During the patient’s stay, family and friends drop by to chat, share a meal, play cards, or watch a video. For an adult, a relative or friend may stay overnight to sound an alert if the patient has a seizure. For a child, an adult must stay for the entire monitoring period.

Aleisha’s test results showed that her epilepsy could be treated with medication. Her blackouts began decreasing shortly after starting the prescription Dr. Bonno ordered. Adjusting the dosage to find the correct level of drug for each patient, while keeping side effects to a minimum, can take several weeks. Since her last dosage adjustment in January, Aleisha hasn’t had a seizure. That’s reduced her anxiety and calmed Roscoe, whom she says would alert her to an impending seizure by his meowing and pacing. Those blackout-free months marked the first in nearly 50 years, she says, that a spell did not occur every few days.
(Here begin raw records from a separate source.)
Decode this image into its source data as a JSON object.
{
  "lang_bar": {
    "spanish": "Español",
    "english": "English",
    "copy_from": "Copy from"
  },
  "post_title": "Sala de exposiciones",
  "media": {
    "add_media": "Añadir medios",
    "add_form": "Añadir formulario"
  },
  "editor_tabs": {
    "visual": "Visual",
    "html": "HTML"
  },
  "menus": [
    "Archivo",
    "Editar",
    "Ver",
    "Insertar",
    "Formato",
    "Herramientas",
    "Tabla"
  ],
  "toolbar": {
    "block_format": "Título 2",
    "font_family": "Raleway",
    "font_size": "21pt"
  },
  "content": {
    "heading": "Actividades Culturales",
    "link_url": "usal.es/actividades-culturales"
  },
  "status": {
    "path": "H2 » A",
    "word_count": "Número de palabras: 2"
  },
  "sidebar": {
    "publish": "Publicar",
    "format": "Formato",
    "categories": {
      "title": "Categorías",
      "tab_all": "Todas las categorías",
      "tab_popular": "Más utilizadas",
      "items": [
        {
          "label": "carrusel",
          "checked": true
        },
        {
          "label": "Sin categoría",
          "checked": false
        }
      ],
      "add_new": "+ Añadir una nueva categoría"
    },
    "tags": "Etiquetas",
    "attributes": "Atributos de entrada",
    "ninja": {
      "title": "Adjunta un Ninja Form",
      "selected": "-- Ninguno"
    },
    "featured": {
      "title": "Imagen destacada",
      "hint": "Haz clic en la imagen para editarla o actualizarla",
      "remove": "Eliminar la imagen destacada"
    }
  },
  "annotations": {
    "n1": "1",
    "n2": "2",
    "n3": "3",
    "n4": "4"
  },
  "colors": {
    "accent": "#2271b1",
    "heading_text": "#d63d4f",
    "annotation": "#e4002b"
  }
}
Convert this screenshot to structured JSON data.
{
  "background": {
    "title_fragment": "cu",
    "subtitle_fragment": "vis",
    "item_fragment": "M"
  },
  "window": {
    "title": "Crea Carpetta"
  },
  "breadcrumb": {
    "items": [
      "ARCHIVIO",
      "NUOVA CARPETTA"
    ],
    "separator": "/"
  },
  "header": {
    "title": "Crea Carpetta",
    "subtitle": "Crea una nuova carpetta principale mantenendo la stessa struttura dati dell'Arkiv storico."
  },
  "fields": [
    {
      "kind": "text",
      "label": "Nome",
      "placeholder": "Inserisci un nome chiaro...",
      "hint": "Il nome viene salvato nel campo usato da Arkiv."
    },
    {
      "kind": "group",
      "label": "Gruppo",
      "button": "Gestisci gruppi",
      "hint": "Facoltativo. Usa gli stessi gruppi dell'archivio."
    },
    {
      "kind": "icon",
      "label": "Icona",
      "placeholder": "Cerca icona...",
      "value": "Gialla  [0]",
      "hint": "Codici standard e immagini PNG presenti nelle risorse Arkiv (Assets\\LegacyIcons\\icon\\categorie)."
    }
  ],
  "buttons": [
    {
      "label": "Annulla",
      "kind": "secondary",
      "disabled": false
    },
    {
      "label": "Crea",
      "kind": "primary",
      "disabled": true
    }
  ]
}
“It is terrifying to live like that and know that today is a good day, but tomorrow could be very bad,” Aleisha says. “I’ve taken hard falls, broken bones, burned my hand twice in boiling water and did not realized I was injured until I woke up from a blackout.”

“I’ve got more hope now,” she says, “and I’ve told Dr. Bonno that it took me years to find her, and now I am always going to be her patient.”